Given the nature of my subject, which grows and changes every second, this book has the common problem of making any claims about a moving target. This text is only a snapshot in a moment of international popular and regulatory debate during a significant shift in socio-technical practice and expectations. The dynamic nature of technology policy results in frequent revisions and adjustments and is difficult to assess. The European Union may have passed its Data Protection Regulation by the time this text is in print, but if not, criticism of its intent to harmonize the right across member states and its choice of procedural execution may remain relevant as the Regulation is assessed. However, its implementation and interpretation may negate such criticism. The text may contribute to such implementation and interpretation and may provide guidance to jurisdictions at the early stages of developing a right to be forgotten. The technology policy landscape is not static, and so the text may only represent details available as of winter 2015.
For Americans and much of the rest of the world, the Internet has always been a wild and weird place—we love it for that. Yochai Benkler explains in his book The Wealth of Networks that networked participation has unleashed an unparalleled level of creativity and innovation into the world.115 The Internet used to be described as virtual place where anyone could go try on a new identity or test a new idea.116 It has become increasingly identifying, which has its pros and cons (victims are more easily identified, but transgressors are as well).117 And the online is spreading into the offline—or offline spaces and moments are simply disappearing.
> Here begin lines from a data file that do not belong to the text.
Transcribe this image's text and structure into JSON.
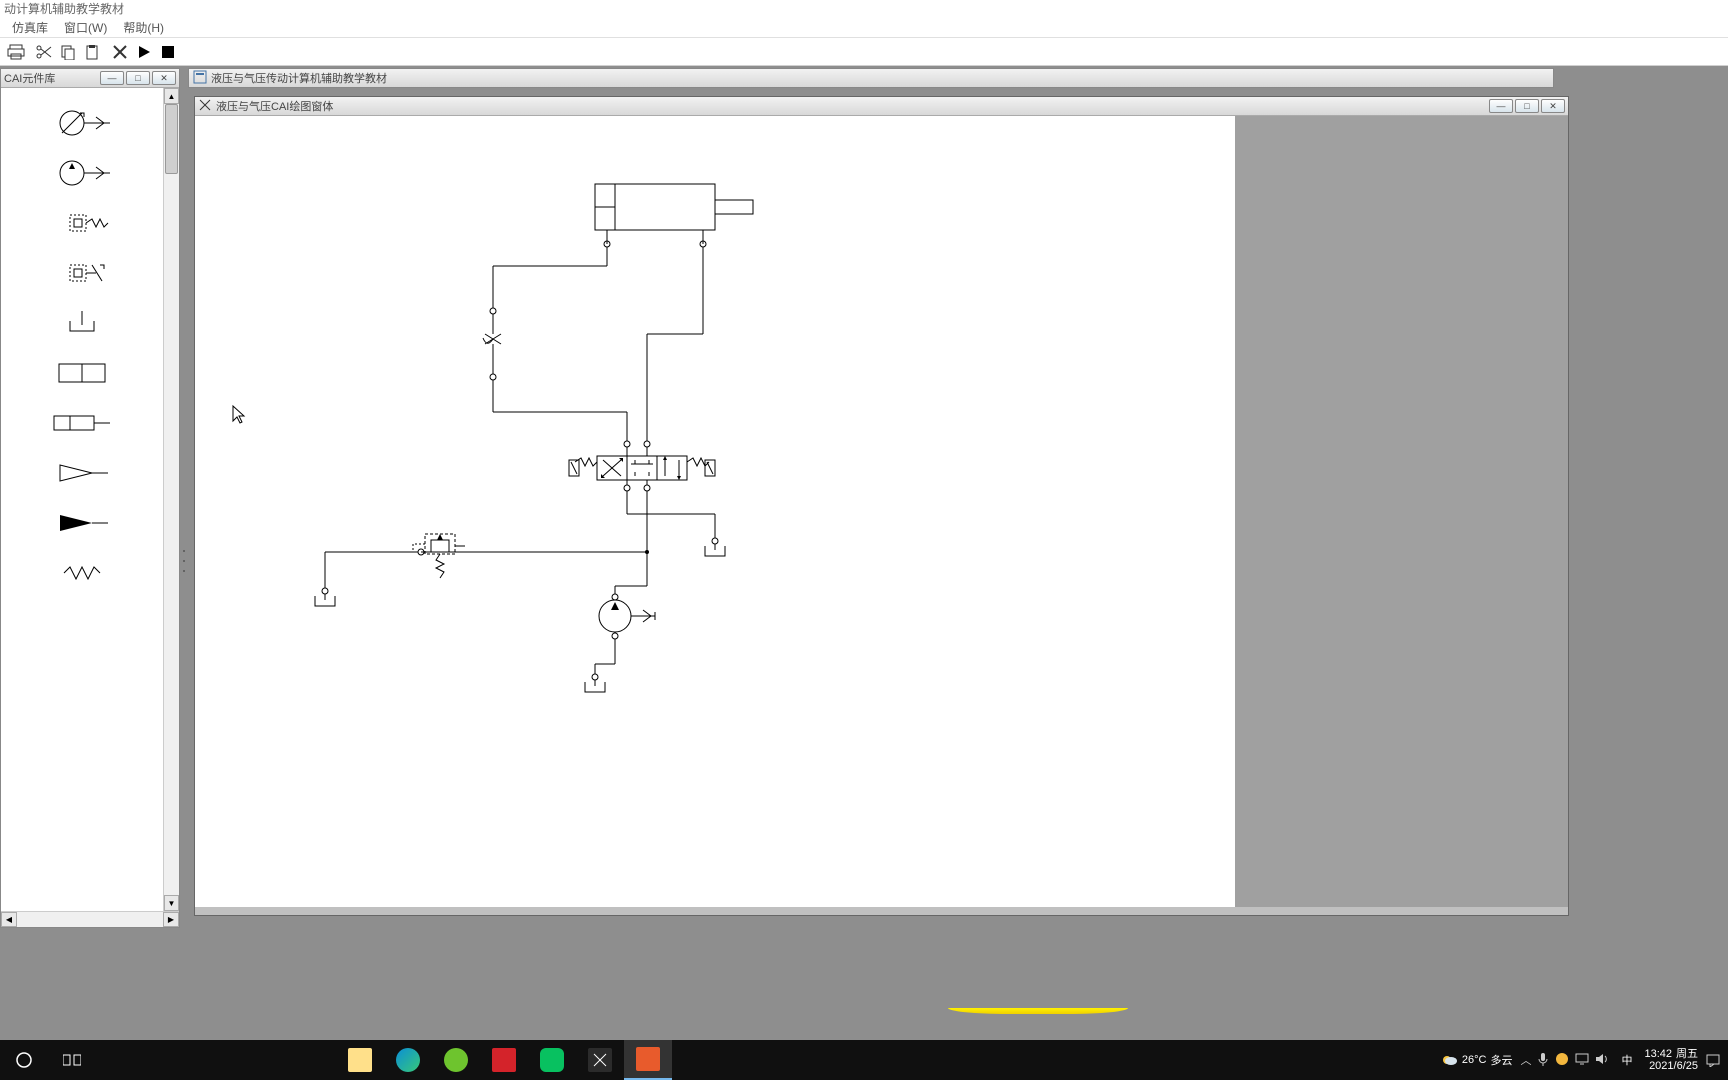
{
  "app": {
    "title": "动计算机辅助教学教材"
  },
  "menu": {
    "sim": "仿真库",
    "window": "窗口(W)",
    "help": "帮助(H)"
  },
  "toolbar_icons": {
    "print": "printer-icon",
    "cut": "scissors-icon",
    "copy": "copy-icon",
    "paste": "paste-icon",
    "tools": "tools-icon",
    "play": "play-icon",
    "stop": "stop-icon"
  },
  "palette": {
    "title": "CAI元件库",
    "items": [
      "variable-pump",
      "pump",
      "valve-spring",
      "valve-adjustable",
      "tank-symbol",
      "double-block",
      "cylinder",
      "amplifier-open",
      "amplifier-solid",
      "resistor-wave"
    ]
  },
  "doc_window": {
    "title": "液压与气压传动计算机辅助教学教材"
  },
  "canvas_window": {
    "title": "液压与气压CAI绘图窗体"
  },
  "taskbar": {
    "weather_temp": "26°C",
    "weather_text": "多云",
    "ime": "中",
    "time": "13:42",
    "day": "周五",
    "date": "2021/6/25"
  }
}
Technology-saturated societies are full of mediated and connected spaces and people generating more and more data by the second to add to the various record books. Google CEO Eric Schmidt described the setting as “living with a historical record” and warned that people will need to be “much more careful how they talk, how they interact, what they offer of themselves.”118
Responding to this new and changing setting requires a closer look at what living with a historical record really means and what role the law plays in shaping it. We must ask under what conditions we will flourish within cultural definitions of human freedom.119 It is not an easy question to answer, and it deserves reflective, thoughtful treatment and more than a simplistic choice between preserving speech or privacy—saving or deleting.